Earlier this week, the Federal Communications Commission (FCC) approved a Notice of Proposed Rulemaking on Network Neutrality policies that would preserve the open Internet on all wired and wireless networks. While the battle is far from over, this was a positive step forward for grassroots groups who partnered with the Media and Democracy Coalition to collect signatures in support of network neutrality from 40 grassroots groups representing communities of color, low-income communities, and other historically marginalized communities from across the U.S.

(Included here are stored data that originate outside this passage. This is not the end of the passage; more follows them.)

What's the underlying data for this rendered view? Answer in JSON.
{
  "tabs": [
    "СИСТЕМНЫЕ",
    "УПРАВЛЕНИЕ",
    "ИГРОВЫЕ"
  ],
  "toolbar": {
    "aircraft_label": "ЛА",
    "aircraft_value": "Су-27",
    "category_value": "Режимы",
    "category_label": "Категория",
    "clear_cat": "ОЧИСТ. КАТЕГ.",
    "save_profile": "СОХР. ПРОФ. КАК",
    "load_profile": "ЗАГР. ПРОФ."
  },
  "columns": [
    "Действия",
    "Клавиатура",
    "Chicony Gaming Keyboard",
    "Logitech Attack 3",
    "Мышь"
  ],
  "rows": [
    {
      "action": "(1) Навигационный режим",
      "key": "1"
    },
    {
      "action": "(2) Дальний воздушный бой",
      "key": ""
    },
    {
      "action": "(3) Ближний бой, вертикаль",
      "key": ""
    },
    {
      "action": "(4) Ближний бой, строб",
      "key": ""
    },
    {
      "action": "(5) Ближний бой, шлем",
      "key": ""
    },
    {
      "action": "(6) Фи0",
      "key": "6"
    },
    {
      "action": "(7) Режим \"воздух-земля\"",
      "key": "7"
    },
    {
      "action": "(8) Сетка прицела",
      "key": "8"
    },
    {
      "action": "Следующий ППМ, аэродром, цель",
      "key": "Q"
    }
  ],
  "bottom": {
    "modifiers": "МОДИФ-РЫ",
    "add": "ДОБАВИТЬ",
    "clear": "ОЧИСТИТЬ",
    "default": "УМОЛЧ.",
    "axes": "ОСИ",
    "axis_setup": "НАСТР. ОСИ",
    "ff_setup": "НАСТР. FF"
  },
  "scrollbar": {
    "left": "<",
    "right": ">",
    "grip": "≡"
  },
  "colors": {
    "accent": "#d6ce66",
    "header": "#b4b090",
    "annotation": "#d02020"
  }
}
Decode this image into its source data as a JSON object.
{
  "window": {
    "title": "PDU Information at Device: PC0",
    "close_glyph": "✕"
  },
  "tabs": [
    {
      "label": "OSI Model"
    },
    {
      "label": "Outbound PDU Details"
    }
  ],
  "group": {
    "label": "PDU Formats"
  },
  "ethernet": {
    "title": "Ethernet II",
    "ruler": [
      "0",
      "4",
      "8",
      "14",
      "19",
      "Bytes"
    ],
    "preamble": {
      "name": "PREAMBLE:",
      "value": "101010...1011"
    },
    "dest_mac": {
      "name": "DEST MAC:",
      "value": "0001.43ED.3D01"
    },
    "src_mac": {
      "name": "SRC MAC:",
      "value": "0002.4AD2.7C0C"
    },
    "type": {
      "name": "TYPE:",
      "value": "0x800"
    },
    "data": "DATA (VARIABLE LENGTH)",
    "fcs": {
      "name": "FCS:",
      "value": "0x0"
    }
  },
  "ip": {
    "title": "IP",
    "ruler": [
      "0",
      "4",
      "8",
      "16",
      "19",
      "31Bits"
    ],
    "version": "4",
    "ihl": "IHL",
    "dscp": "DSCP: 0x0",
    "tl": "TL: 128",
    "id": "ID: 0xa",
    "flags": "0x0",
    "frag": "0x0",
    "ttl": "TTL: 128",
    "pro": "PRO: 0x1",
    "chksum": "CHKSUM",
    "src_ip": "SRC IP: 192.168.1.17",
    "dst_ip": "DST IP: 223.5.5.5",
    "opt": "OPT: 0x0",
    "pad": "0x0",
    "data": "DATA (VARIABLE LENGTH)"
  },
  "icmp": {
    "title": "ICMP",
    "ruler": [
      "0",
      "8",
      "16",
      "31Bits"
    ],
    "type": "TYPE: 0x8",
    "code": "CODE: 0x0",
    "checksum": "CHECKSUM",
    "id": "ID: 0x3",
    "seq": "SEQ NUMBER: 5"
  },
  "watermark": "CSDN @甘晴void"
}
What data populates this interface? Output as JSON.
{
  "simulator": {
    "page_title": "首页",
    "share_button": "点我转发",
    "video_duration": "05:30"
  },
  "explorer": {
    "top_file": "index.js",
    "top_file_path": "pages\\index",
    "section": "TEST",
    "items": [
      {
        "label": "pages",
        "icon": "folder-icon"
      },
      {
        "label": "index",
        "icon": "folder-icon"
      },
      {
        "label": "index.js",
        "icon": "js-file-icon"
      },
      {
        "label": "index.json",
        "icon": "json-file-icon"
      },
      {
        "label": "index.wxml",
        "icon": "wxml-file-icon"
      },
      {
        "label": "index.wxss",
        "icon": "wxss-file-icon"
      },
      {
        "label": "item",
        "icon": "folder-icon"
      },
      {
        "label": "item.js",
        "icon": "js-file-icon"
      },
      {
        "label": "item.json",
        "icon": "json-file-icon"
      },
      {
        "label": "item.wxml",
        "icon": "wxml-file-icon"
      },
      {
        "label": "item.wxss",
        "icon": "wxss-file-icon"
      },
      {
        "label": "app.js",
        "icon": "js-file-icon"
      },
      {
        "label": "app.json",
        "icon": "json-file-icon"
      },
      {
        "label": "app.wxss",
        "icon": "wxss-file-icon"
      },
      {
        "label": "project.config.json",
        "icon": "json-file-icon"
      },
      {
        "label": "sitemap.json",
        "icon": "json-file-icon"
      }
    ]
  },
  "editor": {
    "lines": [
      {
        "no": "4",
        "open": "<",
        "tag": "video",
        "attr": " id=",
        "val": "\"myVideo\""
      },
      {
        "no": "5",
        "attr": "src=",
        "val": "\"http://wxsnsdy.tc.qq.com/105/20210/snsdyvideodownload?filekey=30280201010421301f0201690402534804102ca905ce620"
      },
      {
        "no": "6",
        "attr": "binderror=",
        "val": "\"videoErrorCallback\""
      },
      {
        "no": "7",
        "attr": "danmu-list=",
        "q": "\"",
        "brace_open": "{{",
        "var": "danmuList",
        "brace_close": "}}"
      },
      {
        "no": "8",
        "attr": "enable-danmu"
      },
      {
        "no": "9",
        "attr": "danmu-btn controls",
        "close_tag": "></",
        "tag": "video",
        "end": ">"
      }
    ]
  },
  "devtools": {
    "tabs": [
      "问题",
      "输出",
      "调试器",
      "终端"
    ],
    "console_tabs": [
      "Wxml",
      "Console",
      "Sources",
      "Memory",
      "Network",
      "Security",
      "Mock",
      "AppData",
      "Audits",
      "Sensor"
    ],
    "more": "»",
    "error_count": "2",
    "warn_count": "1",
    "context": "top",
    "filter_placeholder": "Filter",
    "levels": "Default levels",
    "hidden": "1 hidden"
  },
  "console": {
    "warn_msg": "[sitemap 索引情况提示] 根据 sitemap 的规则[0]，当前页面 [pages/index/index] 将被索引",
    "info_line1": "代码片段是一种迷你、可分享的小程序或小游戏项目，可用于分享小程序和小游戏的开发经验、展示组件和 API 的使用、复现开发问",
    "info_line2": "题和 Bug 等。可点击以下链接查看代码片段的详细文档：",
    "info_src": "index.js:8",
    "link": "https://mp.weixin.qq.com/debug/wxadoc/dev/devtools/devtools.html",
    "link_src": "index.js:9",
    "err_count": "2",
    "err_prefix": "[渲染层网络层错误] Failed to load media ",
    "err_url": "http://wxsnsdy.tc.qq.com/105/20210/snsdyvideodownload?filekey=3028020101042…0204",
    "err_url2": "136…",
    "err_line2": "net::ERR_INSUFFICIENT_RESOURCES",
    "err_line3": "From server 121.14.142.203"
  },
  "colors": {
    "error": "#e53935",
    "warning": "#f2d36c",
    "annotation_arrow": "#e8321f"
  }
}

Read the coalition’s letter.
…It is well documented that people of color and low-income individuals are among the least-connected segments of the U.S. population. In 2009, 46% of African Americans had broadband at home, and only 35% of households with incomes $20,000 and under had access, compared to the national average of 63% of adult Americans. That means millions of African Americans and low income individuals fail to get jobs that their connected neighbors get; their children struggle more to complete their homework; and their voices are not heard as loudly in important civic debates. The very real divides between race and class in U.S. society continue to be perpetuated on the Internet.
[snip]…We are also steadfast in our support for efforts at the FCC that would prevent Internet Service Providers (ISPs) from discriminating content on the Internet. These network neutrality rules are needed for people of color and low income individuals to be creators of Internet content that is relevant to their communities, not just consumers of content that is profitable for big cable and phone companies.